Mercoledì 25 giugno 2025, la Camera dei Deputati ha dato il suo via libera (con 136 sì, 94 no e 5 astenuti) al Disegno di Legge A.C. 2316‑A, intitolato “Disposizioni e deleghe al Governo in materia di intelligenza artificiale”, già approvato in prima lettura dal Senato lo scorso 20 marzo 2025.
🔍 Le principali novità introdotte a Montecitorio
- Protezione del dibattito democratico
Inserito nell’art. 3 il principio che l’IA non deve interferire con le istituzioni né danneggiare “la libertà del dibattito democratico da interferenze illecite”, a tutela della sovranità dello Stato e dei diritti fondamentali dei cittadini. - Tutela dei minori
Modifiche all’art. 4: l’accesso all’IA da parte degli under 14 e il trattamento dei loro dati personali richiedono il consenso dei genitori, in linea con GDPR e normativa italiana. - Via l’obbligo server in Italia
La Camera ha eliminato il comma che imponeva ai server pubblici IA di essere fisicamente in Italia. La finalità era proteggere i dati sensibili, ma è stato considerato troppo vincolante. - Comitato interministeriale + coordinamento P.C.
È stato istituito un comitato per coordinare le fondazioni IA, con un ruolo centrale della Presidenza del Consiglio. - IA in ambito giudiziario e professionale
Sono definiti limiti precisi: la decisione spetta sempre a un magistrato (art. 15); nelle professioni intellettuali, l’IA può solo supportare e il professionista deve informare il cliente. - Tutela del diritto d’autore e responsabilità penale
- Per le opere generate con IA serve un apporto umano per avere tutela d’autore.

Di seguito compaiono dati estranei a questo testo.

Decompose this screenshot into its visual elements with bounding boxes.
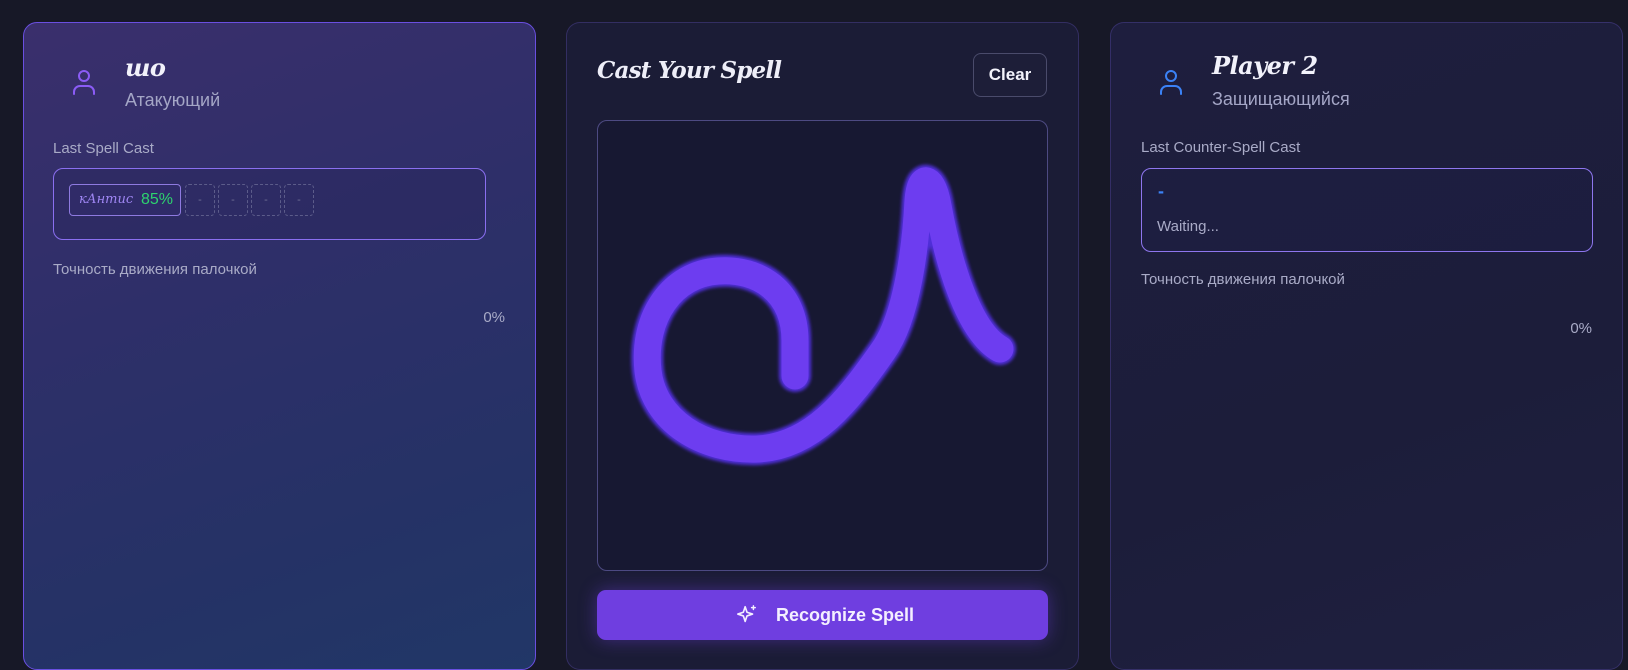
sparkles-icon <box>737 605 756 623</box>
player-name: шо <box>125 53 166 82</box>
empty-spell-slot: - <box>284 184 314 216</box>
player1-panel: шо Атакующий Last Spell Cast кАнтис 85% … <box>23 22 536 670</box>
player-role: Защищающийся <box>1212 89 1350 109</box>
user-icon <box>73 70 95 95</box>
empty-spell-slot: - <box>185 184 215 216</box>
player-role: Атакующий <box>125 90 221 110</box>
empty-spell-slot: - <box>251 184 281 216</box>
cast-title: Cast Your Spell <box>597 57 782 84</box>
user-icon <box>1160 70 1182 95</box>
waiting-status: Waiting... <box>1157 218 1219 235</box>
wand-accuracy-value: 0% <box>483 309 505 326</box>
wand-accuracy-value: 0% <box>1570 320 1592 337</box>
last-spell-label: Last Spell Cast <box>53 140 154 157</box>
player-name: Player 2 <box>1212 51 1318 80</box>
wand-accuracy-label: Точность движения палочкой <box>1141 271 1345 288</box>
wand-accuracy-label: Точность движения палочкой <box>53 261 257 278</box>
spell-chip: кАнтис 85% <box>69 184 181 216</box>
last-counter-spell-label: Last Counter-Spell Cast <box>1141 139 1301 156</box>
player2-panel: Player 2 Защищающийся Last Counter-Spell… <box>1110 22 1623 670</box>
drawing-canvas[interactable] <box>597 120 1048 571</box>
spell-chip-accuracy: 85% <box>141 191 174 208</box>
spell-history-box: кАнтис 85% - - - - <box>53 168 486 240</box>
spell-stroke <box>631 164 1016 466</box>
spell-chip-name: кАнтис <box>79 192 134 207</box>
counter-spell-box: - Waiting... <box>1141 168 1593 252</box>
clear-button[interactable]: Clear <box>973 53 1047 97</box>
recognize-spell-label: Recognize Spell <box>776 605 915 625</box>
recognize-spell-button[interactable]: Recognize Spell <box>597 590 1048 640</box>
counter-spell-placeholder: - <box>1158 181 1164 201</box>
cast-spell-panel: Cast Your Spell Clear Recognize Spell <box>566 22 1079 670</box>
empty-spell-slot: - <box>218 184 248 216</box>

- Nuove aggravanti nei reati: uso illecito di IA, manipolazione di mercato, plagio.
- Delega al Governo e fondi per l’innovazione
- Governo ha 12 mesi dalla legge per varare decreti su dati, algoritmi e metodi di addestramento IA, in linea con il Regolamento UE 2024/1689 (AI Act).
- Confermato un fondo da 1 miliardo di euro gestito da CDP Venture Capital: ora non serve sede legale in Italia ma una sede operativa sul territorio.
🧭 Prossimi passi: verso il traguardo finale
Il testo torna ora al Senato per la terza lettura, data la modifica del testo originario. Il dibattito potrà introdurre ulteriori cambiamenti: se la proposta dovesse essere modificata di nuovo, toccherà di nuovo alla Camera esprimersi. Solo al termine di questo iter – presumibilmente tra alcune settimane – la legge verrà definitivamente approvata e potrà entrare in vigore.